MV Joseph and Clara Smallwood, along with her sister ship MV Caribou, is the largest icebreaking ferry in the world. Her capacity includes 1200 passengers and 370 automobiles or 77 tractor trailers. The vehicle deck is packed with eighteen-wheelers, but the passenger decks are empty. My travelling companions are napping and I have an entire section of empty seats to myself. On my right there are two model ships encased in plexiglass, on my left two vending machines. I have a notebook and a novel, Michael Crummey's The Wreckage.
This ship is a museum in many ways. Though commissioned in 1990 her decor is haunted by various decades, none of them later than the eighties. Overly-ornate carpets, a garish cafeteria, dimly-lit hallways lined with faded photos, outdated advertising. A black and white photo of Joey Smallwood lends a kind of saintly eccentricity to the man; a halo of smokestack hair, glasses as thick as ferry windows, spine leaning into sky. A small chalkboard near the steward's office announces our estimated time of arrival at North Sydney: 18:00. Eighteen hundred hours.
Travel is riddled with small delays, limbos, loopholes. The half-hour in the parking lot. Another half-hour or so after they let us board but before the ferry goes anywhere. And then there is the half-hour the ferry finds herself perpetually lost in, somewhere between Newfoundland and Atlantic Standard Time. She borrowed a half-hour when I crossed before Christmas and now on my way home to Halifax she is reluctant to give it back.

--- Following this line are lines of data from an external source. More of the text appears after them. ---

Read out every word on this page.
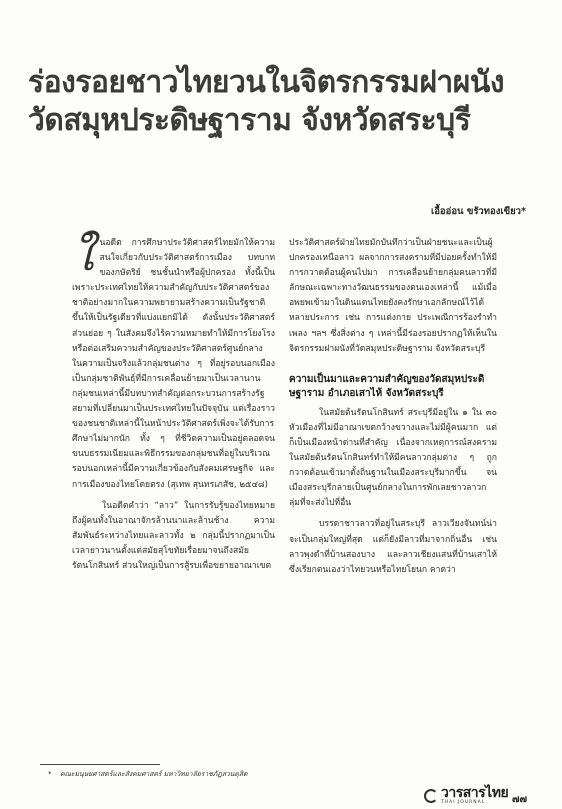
ร่องรอยชาวไทยวนในจิตรกรรมฝาผนัง
วัดสมุหประดิษฐาราม จังหวัดสระบุรี
เอื้ออ่อน ขรัวทองเขียว*

ในอดีต การศึกษาประวัติศาสตร์ไทยมักให้ความสนใจเกี่ยวกับประวัติศาสตร์การเมือง บทบาทของกษัตริย์ ชนชั้นนำหรือผู้ปกครอง ทั้งนี้เป็นเพราะประเทศไทยให้ความสำคัญกับประวัติศาสตร์ของชาติอย่างมากในความพยายามสร้างความเป็นรัฐชาติขึ้นให้เป็นรัฐเดียวที่แบ่งแยกมิได้ ดังนั้นประวัติศาสตร์ส่วนย่อย ๆ ในสังคมจึงไร้ความหมายทำให้มีการโยงโรงหรือต่อเสริมความสำคัญของประวัติศาสตร์ศูนย์กลาง ในความเป็นจริงแล้วกลุ่มชนต่าง ๆ ที่อยู่รอบนอกเมืองเป็นกลุ่มชาติพันธุ์ที่มีการเคลื่อนย้ายมาเป็นเวลานาน กลุ่มชนเหล่านี้มีบทบาทสำคัญต่อกระบวนการสร้างรัฐสยามที่เปลี่ยนมาเป็นประเทศไทยในปัจจุบัน แต่เรื่องราวของชนชาติเหล่านี้ในหน้าประวัติศาสตร์เพิ่งจะได้รับการศึกษาไม่มากนัก ทั้ง ๆ ที่ชีวิตความเป็นอยู่ตลอดจนขนบธรรมเนียมและพิธีกรรมของกลุ่มชนที่อยู่ในบริเวณรอบนอกเหล่านี้มีความเกี่ยวข้องกับสังคมเศรษฐกิจ และการเมืองของไทยโดยตรง (สุเทพ สุนทรเภสัช, ๒๕๔๘)

ในอดีตคำว่า “ลาว” ในการรับรู้ของไทยหมายถึงผู้คนทั้งในอาณาจักรล้านนาและล้านช้าง ความสัมพันธ์ระหว่างไทยและลาวทั้ง ๒ กลุ่มนี้ปรากฏมาเป็นเวลายาวนานตั้งแต่สมัยสุโขทัยเรื่อยมาจนถึงสมัยรัตนโกสินทร์ ส่วนใหญ่เป็นการสู้รบเพื่อขยายอาณาเขต

ประวัติศาสตร์ฝ่ายไทยมักบันทึกว่าเป็นฝ่ายชนะและเป็นผู้ปกครองเหนือลาว ผลจากการสงครามที่มีบ่อยครั้งทำให้มีการกวาดต้อนผู้คนไปมา การเคลื่อนย้ายกลุ่มคนลาวที่มีลักษณะเฉพาะทางวัฒนธรรมของตนเองเหล่านี้ แม้เมื่ออพยพเข้ามาในดินแดนไทยยังคงรักษาเอกลักษณ์ไว้ได้หลายประการ เช่น การแต่งกาย ประเพณีการร้องรำทำเพลง ฯลฯ ซึ่งสิ่งต่าง ๆ เหล่านี้มีร่องรอยปรากฏให้เห็นในจิตรกรรมฝาผนังที่วัดสมุหประดิษฐาราม จังหวัดสระบุรี

ความเป็นมาและความสำคัญของวัดสมุหประดิษฐาราม อำเภอเสาไห้ จังหวัดสระบุรี

ในสมัยต้นรัตนโกสินทร์ สระบุรีมีอยู่ใน ๑ ใน ๓๐ หัวเมืองที่ไม่มีอาณาเขตกว้างขวางและไม่มีผู้คนมาก แต่ก็เป็นเมืองหน้าด่านที่สำคัญ เนื่องจากเหตุการณ์สงครามในสมัยต้นรัตนโกสินทร์ทำให้มีคนลาวกลุ่มต่าง ๆ ถูกกวาดต้อนเข้ามาตั้งถิ่นฐานในเมืองสระบุรีมากขึ้น จนเมืองสระบุรีกลายเป็นศูนย์กลางในการพักเลยชาวลาวกลุ่มที่จะส่งไปที่อื่น

บรรดาชาวลาวที่อยู่ในสระบุรี ลาวเวียงจันทน์น่าจะเป็นกลุ่มใหญ่ที่สุด แต่ก็ยังมีลาวที่มาจากถิ่นอื่น เช่น ลาวพุงดำที่บ้านสองบาง และลาวเชียงแสนที่บ้านเสาไห้ซึ่งเรียกตนเองว่าไทยวนหรือไทยโยนก คาดว่า

* คณะมนุษยศาสตร์และสังคมศาสตร์ มหาวิทยาลัยราชภัฏสวนดุสิต
วารสารไทย
THAI JOURNAL	๗๗
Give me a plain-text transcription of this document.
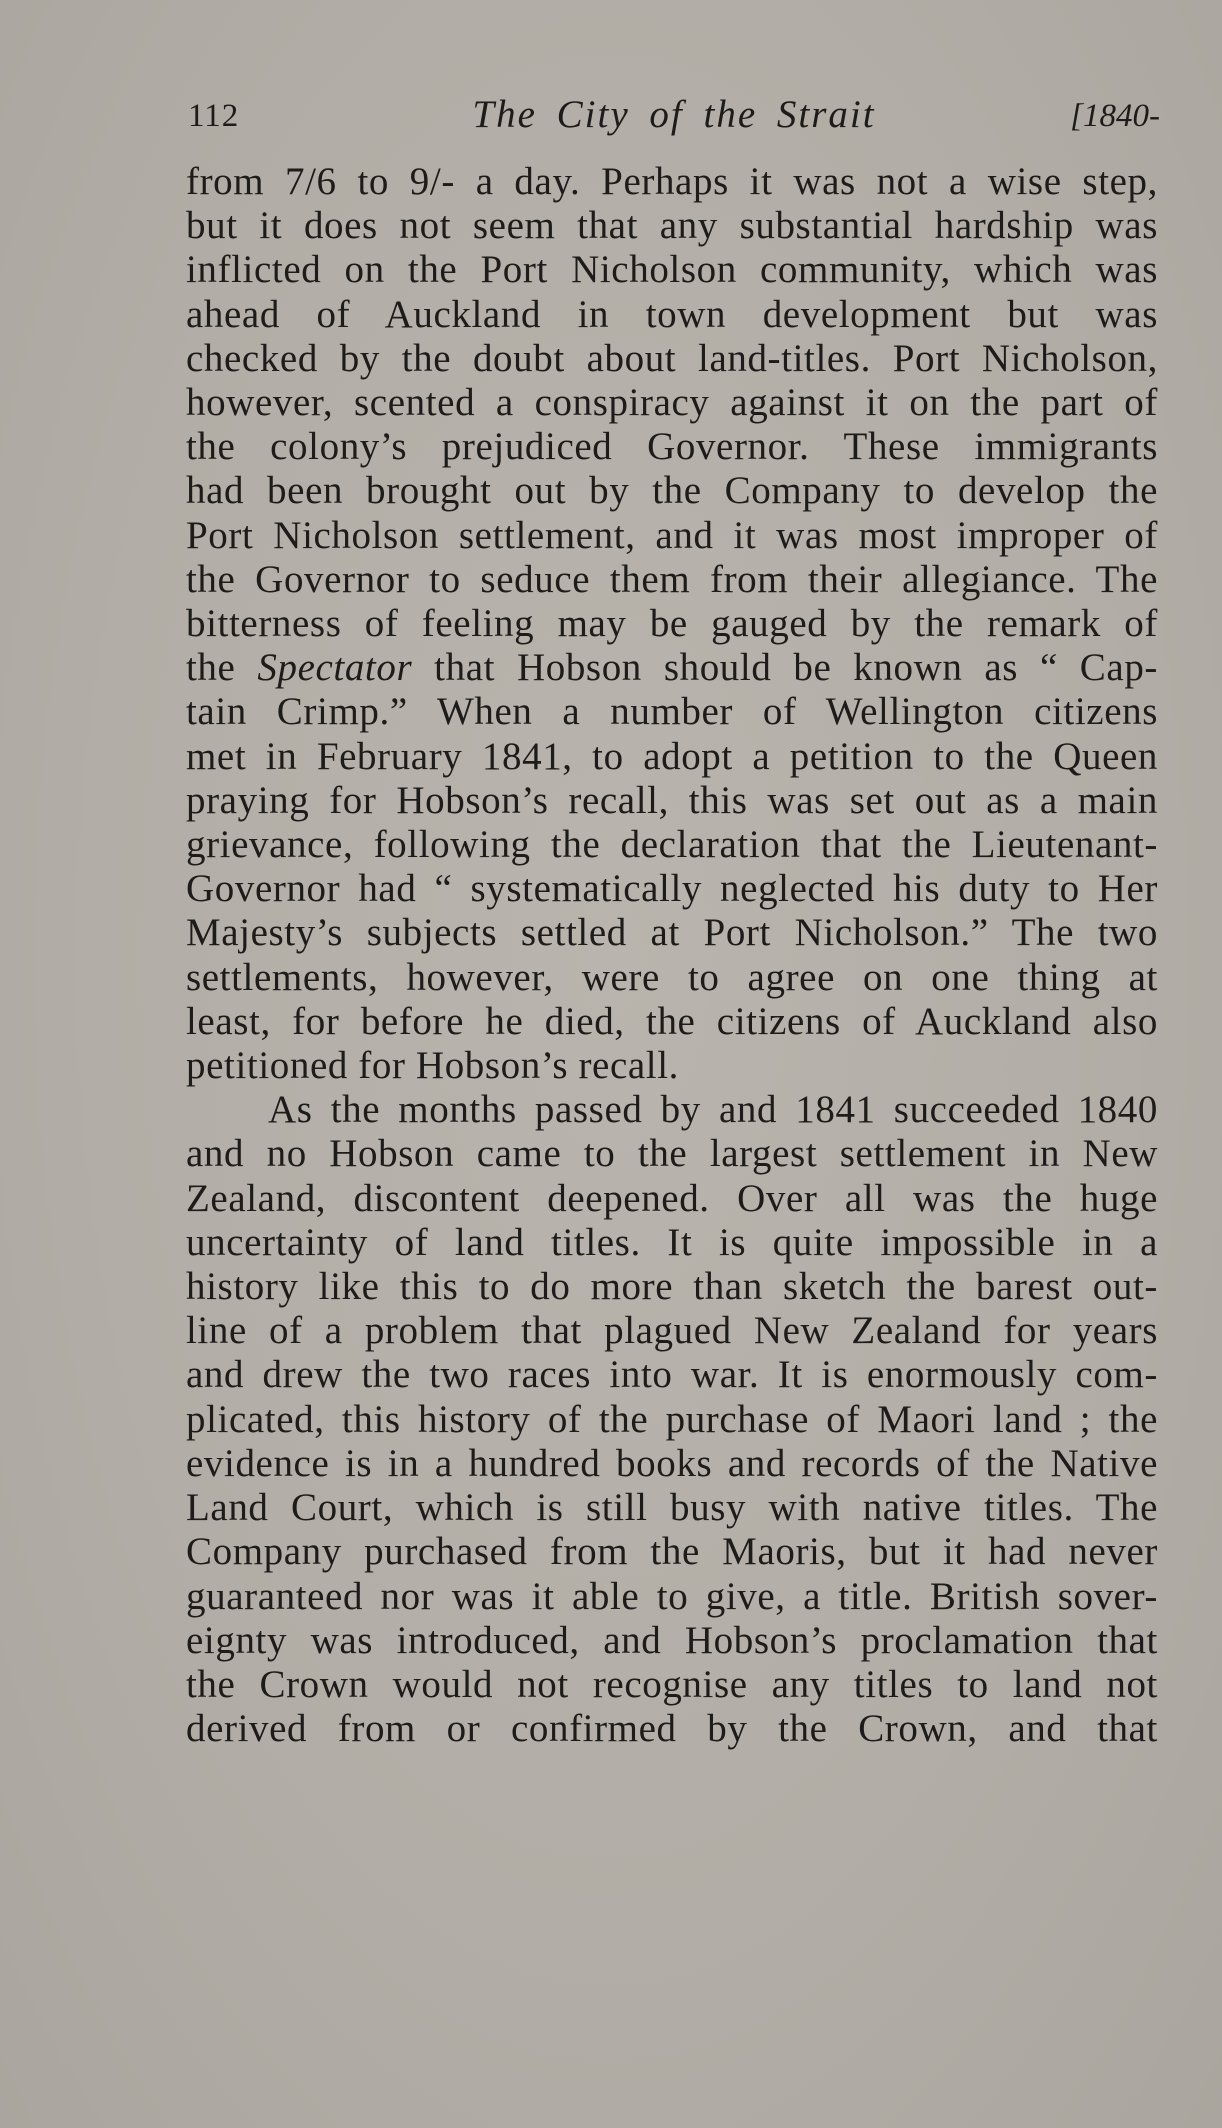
112	The City of the Strait	[1840-

from 7/6 to 9/- a day. Perhaps it was not a wise step,
but it does not seem that any substantial hardship was
inflicted on the Port Nicholson community, which was
ahead of Auckland in town development but was
checked by the doubt about land-titles. Port Nicholson,
however, scented a conspiracy against it on the part of
the colony’s prejudiced Governor. These immigrants
had been brought out by the Company to develop the
Port Nicholson settlement, and it was most improper of
the Governor to seduce them from their allegiance. The
bitterness of feeling may be gauged by the remark of
the Spectator that Hobson should be known as “ Cap-
tain Crimp.” When a number of Wellington citizens
met in February 1841, to adopt a petition to the Queen
praying for Hobson’s recall, this was set out as a main
grievance, following the declaration that the Lieutenant-
Governor had “ systematically neglected his duty to Her
Majesty’s subjects settled at Port Nicholson.” The two
settlements, however, were to agree on one thing at
least, for before he died, the citizens of Auckland also
petitioned for Hobson’s recall.

As the months passed by and 1841 succeeded 1840
and no Hobson came to the largest settlement in New
Zealand, discontent deepened. Over all was the huge
uncertainty of land titles. It is quite impossible in a
history like this to do more than sketch the barest out-
line of a problem that plagued New Zealand for years
and drew the two races into war. It is enormously com-
plicated, this history of the purchase of Maori land ; the
evidence is in a hundred books and records of the Native
Land Court, which is still busy with native titles. The
Company purchased from the Maoris, but it had never
guaranteed nor was it able to give, a title. British sover-
eignty was introduced, and Hobson’s proclamation that
the Crown would not recognise any titles to land not
derived from or confirmed by the Crown, and that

As I am writing the boat has started moving, so gradually I hadn't noticed, but rapidly now - I look up to find houses, streetlamps, long fences drifting past the windows, distorted eerily in the doubled glass. A few smaller outbuildings, a wiry guardrail, modestly mossy hills giving way to balding rock, then eventually a muted white which is just as much nothing as it is a sky. Cotton batting.
On the outside deck I watch the sun set behind clouds, as if from a window with the curtains closed. After dark the ferry's wide trail of wake slips quickly into oblivion, a darkness deeper than the Gulf of Saint Lawrence. I want to photograph the ferry at night, the glow of light on the smokestacks. I haven't brought a tripod but laying my camera on a guardrail works almost as well. Somewhere below me in the gut of the ship I can feel a constant shaking, as if every nut and bolt is nervous. I can see my breath. I shiver, and step back inside.
mv joseph and clara smallwood, the gulf of saint lawrence.